Why would someone waste their time putting together a quote for you for full service moving (because these guys don't deal with freight) just to prove you wrong? They know they are correct.
If you want more information, read the Your Rights and Responsiblities When You Move booklet. It's something you should have done a long time ago. Start with the definitions, particularly "accessorial charges", "impractical operations", "shuttle service", "tariff", "line haul charge", and lastly "household goods motor carrier". ABF and other you-pack services are not considered household goods movers, legally.https://www.protectyourmove.gov/consume ... rights.htm
Yes, real moving boxes have thicker cardboard than UHaul boxes or boxes of items shipped to stores (because those are packed with special styrofoam braces and the box is pretty much for the labels and photos of the item). There are even special boxes such as mattress boxes, wardrobes, dish packs with individual cells, mirror/painting boxes with corner protecting foam braces, and very tall lamp boxes. Each must be packed in a way that the item arrives in one piece. This is indeed a specialized skill that the movers are trained for (and in fact there's often a special team that does this in advance of Loading Day), and because it's so specialized, insurance companies assume the average customer cannot do it as well and refuses to pay for damage done to any item NOT packed by the professional movers. The packed boxes are loaded up by these guys carrying them by hand up and down steps to the truck, and repacking them like a tight puzzle into the truck. What you didn't ever mention or even consider is that moving trailers are air rides, while ABF, being designed to carry freight, are spring ride. The spring ride is meant for palleted items full of uniformly-sized boxes filled with items protected by those special styrofoam braces. Household goods, being completely different items in completely differently-sized boxes surrounded by furniture on its side needs a smoother ride.

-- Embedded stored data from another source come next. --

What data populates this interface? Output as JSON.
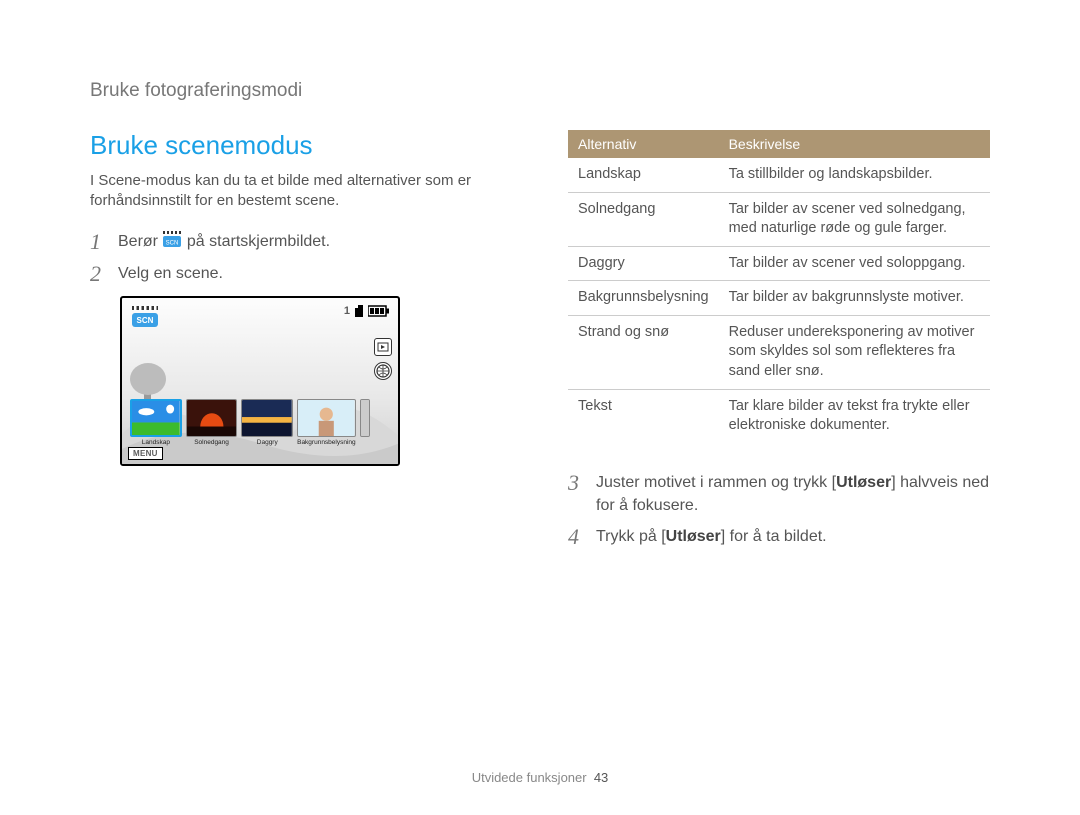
{
  "breadcrumb": "Bruke fotograferingsmodi",
  "title": "Bruke scenemodus",
  "intro": "I Scene-modus kan du ta et bilde med alternativer som er forhåndsinnstilt for en bestemt scene.",
  "steps_left": {
    "1_pre": "Berør ",
    "1_post": " på startskjermbildet.",
    "2": "Velg en scene."
  },
  "camera_screen": {
    "counter": "1",
    "menu": "MENU",
    "thumbs": [
      {
        "label": "Landskap"
      },
      {
        "label": "Solnedgang"
      },
      {
        "label": "Daggry"
      },
      {
        "label": "Bakgrunnsbelysning"
      }
    ]
  },
  "table": {
    "headers": {
      "a": "Alternativ",
      "b": "Beskrivelse"
    },
    "rows": [
      {
        "a": "Landskap",
        "b": "Ta stillbilder og landskapsbilder."
      },
      {
        "a": "Solnedgang",
        "b": "Tar bilder av scener ved solnedgang, med naturlige røde og gule farger."
      },
      {
        "a": "Daggry",
        "b": "Tar bilder av scener ved soloppgang."
      },
      {
        "a": "Bakgrunnsbelysning",
        "b": "Tar bilder av bakgrunnslyste motiver."
      },
      {
        "a": "Strand og snø",
        "b": "Reduser undereksponering av motiver som skyldes sol som reflekteres fra sand eller snø."
      },
      {
        "a": "Tekst",
        "b": "Tar klare bilder av tekst fra trykte eller elektroniske dokumenter."
      }
    ]
  },
  "steps_right": {
    "3_pre": "Juster motivet i rammen og trykk [",
    "3_bold": "Utløser",
    "3_post": "] halvveis ned for å fokusere.",
    "4_pre": "Trykk på [",
    "4_bold": "Utløser",
    "4_post": "] for å ta bildet."
  },
  "footer": {
    "section": "Utvidede funksjoner",
    "page": "43"
  }
}
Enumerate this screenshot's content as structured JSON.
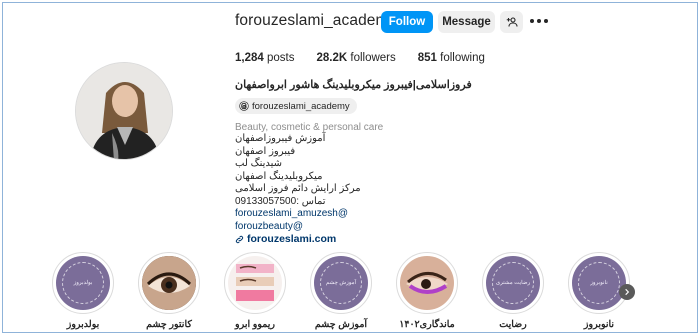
{
  "profile": {
    "username": "forouzeslami_academy",
    "follow_label": "Follow",
    "message_label": "Message",
    "stats": [
      {
        "value": "1,284",
        "label": "posts"
      },
      {
        "value": "28.2K",
        "label": "followers"
      },
      {
        "value": "851",
        "label": "following"
      }
    ],
    "full_name": "فروزاسلامی|فیبروز میکروبلیدینگ هاشور ابرواصفهان",
    "threads_handle": "forouzeslami_academy",
    "category": "Beauty, cosmetic & personal care",
    "bio_lines": [
      "آموزش فیبروزاصفهان",
      "فیبروز اصفهان",
      "شیدینگ لب",
      "میکروبلیدینگ اصفهان",
      "مرکز ارایش دائم فروز اسلامی",
      "تماس :09133057500"
    ],
    "mentions": [
      "forouzeslami_amuzesh@",
      "forouzbeauty@"
    ],
    "website": "forouzeslami.com"
  },
  "highlights": [
    {
      "label": "بولدبروز",
      "caption": "بولدبروز"
    },
    {
      "label": "کانتور چشم",
      "caption": ""
    },
    {
      "label": "ریموو ابرو",
      "caption": ""
    },
    {
      "label": "آموزش چشم",
      "caption": "آموزش چشم"
    },
    {
      "label": "ماندگاری۱۴۰۲",
      "caption": ""
    },
    {
      "label": "رضایت",
      "caption": "رضایت مشتری"
    },
    {
      "label": "نانوبروز",
      "caption": "نانوبروز"
    }
  ],
  "colors": {
    "follow_button": "#0095f6",
    "link": "#00376b",
    "highlight_purple": "#7b6d99"
  },
  "icons": [
    "suggest-user-icon",
    "more-options-icon",
    "threads-icon",
    "link-icon",
    "chevron-right-icon"
  ]
}
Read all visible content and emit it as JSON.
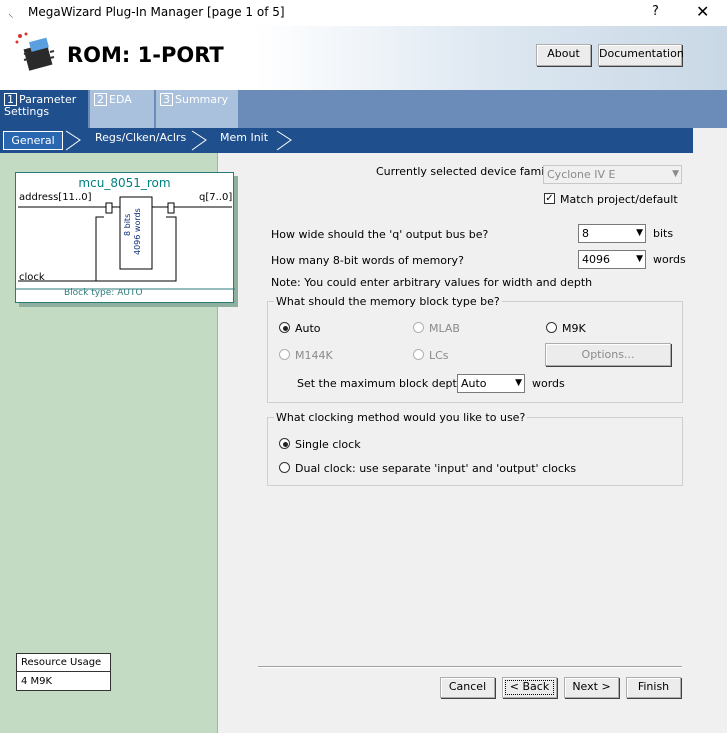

And lastly, freight haulers such as ABF are considered to be hauling freight, meaning your goods were covered at 10 cents per pound of weight. If everything had arrived broken, you would have been handed about $300 max. With a household goods carrier, the valuation is 60 cents per pound. It's yet another thing to consider when choosing your carrier. I took that chance to save money but I knew about it going in. Did you?
So please, quit with the charges of "ad hominem name calling" and please LEARN from some professionals, and maybe one non-professional who has listened to professionals for 10 years explain all this to first-time moving customers with questions.